Having a mentor is the number one factor in increasing the steepness of your personal learning curve. So says my oldest, Garik, a Park Scholar at North Carolina State University (class of 2012), during a discussion he recently had with the incoming Park Scholar class of 2019.
To accept the value of mentoring first requires one to understand the centrality and importance of the learning curve. Garik asked the students to imagine plotting the characteristics of two people on a simple X-Y axis. Person A comes to the game with only a moderate amount of resources at their disposal, but importantly, also a relatively steep learning curve, such that a plot of their capabilities has them crossing the Y-axis at an intercept of 1 and with a slope of one-half. Person B, in contrast, has much greater resources at their current disposal: time, talent, smarts, money, education, experience, etc …, but for whatever reason, has a shallower learning curve, such that their plot on the graph intercepts higher up the Y-axis at 2 but with a shallower slope of only one-quarter.

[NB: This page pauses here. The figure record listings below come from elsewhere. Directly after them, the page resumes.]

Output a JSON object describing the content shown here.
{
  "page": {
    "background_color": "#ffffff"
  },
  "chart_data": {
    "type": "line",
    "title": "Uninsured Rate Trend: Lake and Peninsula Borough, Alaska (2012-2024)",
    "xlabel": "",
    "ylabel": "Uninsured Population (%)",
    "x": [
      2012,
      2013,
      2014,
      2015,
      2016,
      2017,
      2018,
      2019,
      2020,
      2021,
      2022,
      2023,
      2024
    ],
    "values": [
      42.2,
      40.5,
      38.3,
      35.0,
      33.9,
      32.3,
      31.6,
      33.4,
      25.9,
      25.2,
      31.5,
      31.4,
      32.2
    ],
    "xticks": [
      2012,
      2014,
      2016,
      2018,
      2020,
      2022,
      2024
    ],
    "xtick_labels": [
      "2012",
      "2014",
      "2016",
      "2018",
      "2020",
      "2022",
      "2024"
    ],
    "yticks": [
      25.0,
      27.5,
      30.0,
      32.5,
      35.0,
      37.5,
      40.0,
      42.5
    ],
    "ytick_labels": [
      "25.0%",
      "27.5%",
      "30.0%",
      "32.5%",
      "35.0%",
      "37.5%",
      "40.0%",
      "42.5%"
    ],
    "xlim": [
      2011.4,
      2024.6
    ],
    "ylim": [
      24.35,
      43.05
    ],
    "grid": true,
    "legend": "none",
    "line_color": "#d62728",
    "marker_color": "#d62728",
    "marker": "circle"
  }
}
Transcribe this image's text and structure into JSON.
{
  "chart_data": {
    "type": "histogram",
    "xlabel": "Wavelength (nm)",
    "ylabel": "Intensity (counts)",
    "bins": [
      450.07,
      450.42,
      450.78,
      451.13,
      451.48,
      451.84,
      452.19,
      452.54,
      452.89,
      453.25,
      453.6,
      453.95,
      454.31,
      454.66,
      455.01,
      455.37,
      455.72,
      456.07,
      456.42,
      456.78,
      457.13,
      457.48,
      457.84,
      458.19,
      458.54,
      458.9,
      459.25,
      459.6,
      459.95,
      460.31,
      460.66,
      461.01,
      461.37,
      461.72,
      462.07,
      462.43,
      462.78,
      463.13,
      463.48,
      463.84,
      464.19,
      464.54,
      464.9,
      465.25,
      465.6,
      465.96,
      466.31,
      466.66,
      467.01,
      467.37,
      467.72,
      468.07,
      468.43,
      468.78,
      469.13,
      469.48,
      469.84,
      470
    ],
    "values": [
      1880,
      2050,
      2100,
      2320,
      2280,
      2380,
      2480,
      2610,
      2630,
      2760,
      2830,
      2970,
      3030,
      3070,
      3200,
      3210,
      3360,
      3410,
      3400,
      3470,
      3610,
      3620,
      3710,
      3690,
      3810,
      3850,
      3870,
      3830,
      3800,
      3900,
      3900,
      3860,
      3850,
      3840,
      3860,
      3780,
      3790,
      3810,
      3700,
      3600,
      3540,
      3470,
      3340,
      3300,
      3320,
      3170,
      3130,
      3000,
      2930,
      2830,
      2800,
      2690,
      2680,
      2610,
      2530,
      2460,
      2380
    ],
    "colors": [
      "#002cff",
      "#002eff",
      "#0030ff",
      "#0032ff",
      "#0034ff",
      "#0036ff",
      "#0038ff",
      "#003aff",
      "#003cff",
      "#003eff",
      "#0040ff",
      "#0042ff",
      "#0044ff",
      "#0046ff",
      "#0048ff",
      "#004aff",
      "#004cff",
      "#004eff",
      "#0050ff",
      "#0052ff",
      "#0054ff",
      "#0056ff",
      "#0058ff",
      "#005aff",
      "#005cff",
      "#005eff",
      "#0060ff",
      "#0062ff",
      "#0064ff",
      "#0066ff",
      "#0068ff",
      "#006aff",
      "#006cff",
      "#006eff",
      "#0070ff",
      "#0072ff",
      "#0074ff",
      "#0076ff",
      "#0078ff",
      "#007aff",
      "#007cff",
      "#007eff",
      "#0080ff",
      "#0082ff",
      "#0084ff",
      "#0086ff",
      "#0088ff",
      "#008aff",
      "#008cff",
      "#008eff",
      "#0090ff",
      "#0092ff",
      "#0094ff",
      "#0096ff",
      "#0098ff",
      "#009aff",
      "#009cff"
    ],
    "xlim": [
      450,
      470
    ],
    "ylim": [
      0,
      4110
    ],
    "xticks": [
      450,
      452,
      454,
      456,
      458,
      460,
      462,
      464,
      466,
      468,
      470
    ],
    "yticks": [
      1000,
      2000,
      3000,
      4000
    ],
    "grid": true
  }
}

Unless you think you’re going to die before the two lines cross, you’d of course be better off as Person A. Based on his domestic and international experiences as an undergrad and grad student, as a researcher and an employee, and as part of two start-ups (so far), Garik’s conclusion is that, while there are several factors impacting the steepness of that learning curve, none is more important than that of having chosen good mentors.
Businesses can be said to have learning curves as well, and my discussion with my son got me to thinking about what factors would have the greatest bearing on organizational learning curve steepness.
- Machine learning - A method of data analysis that automates analytical model building, using algorithms that iteratively learn from data, machine learning allows computers to find hidden insights without being explicitly programmed where to look. My favorite example of this (albeit, fictional) is the scene with the mothership in ‘Close Encounters of the Third Kind’, where, after manually establishing the basics of the common tonal language on the keyboard, the scientist announces that the computers “are taking over this conversation, now!” When it comes to the algorithms underlying machine learning, success breeds success and a steeper learning curve.
- Fast failure: This is one part culture, one part analytics. The culture to not just tolerate failure but to encourage it within the context of the learning curve. And the analytic framework to support rapid prototyping, model building and testing, and what-if and scenario planning.
- Knowledge sharing: Data integration, breaking down and connecting the data silos, and then serving it up in a BI environment congenial to both everybody having access to the same data, and having access to user-friendly analysis tools such as visual data discovery.
Aside from the converse of the above (i.e. information hoarding / keeping employees in the dark), what specific factors might work in the reverse direction to inhibit and flatten the learning curve? A few that come to mind include:
- NIH: Not-Invented-Here has been a bane to every organization since the first tribe re-invented the wheel. There is no better distinction between being a manager and being a leader than this: it takes a leader to overcome NIH syndrome. Not being open to new ideas and practices is a sure path to a perpetually flat learning curve.
- Risk Avoidance, versus Risk Management: Too often the knee-jerk response to risk is 100% risk avoidance at all costs, an impossible task, and a certain learning curve killer. Every aspect of your business is subject to varying levels of risk at all times – your job is not to entirely eliminate them, but to assess and quantify their magnitude and variability, and then to employ various risk management strategies as appropriate – anything from insurance to outsourcing, from inventory policy to warning flags and alerts, from cyber threat detection to portfolio level risk analysis.
- Post-mortems that neglect to focus on what was learned, but only on what went wrong and who’s to blame.
- Viewing the training budget as an expense to be minimized, and development and training as more of an afterthought or a tick-in-the-box, rather than a learning “contract” as part of performance management.
As for mentoring, I think it’s remarkable that 18 year-olds today are so open to the idea. I don’t believe the term, or my first true mentor, entered my life until my late thirties. Although to be honest I have to admit that, despite the positive impact it would have had on my early college self, I was likely too much of a go-it-alone, do-it-all-myself person at that age to have much benefited from someone’s efforts on my behalf. It’s not so much about lack of teamwork, but about being willing to have someone you trust with your best interests at heart to give it to you straight-up and unadulterated. Come to think of it, organizational mentorship couldn’t hurt either – external board members and consultants constantly challenging your assumptions and strategies. Maybe mentorship is the number one factor affecting the steepness of the organizational learning curve as well – the one core competency and differentiator under your control.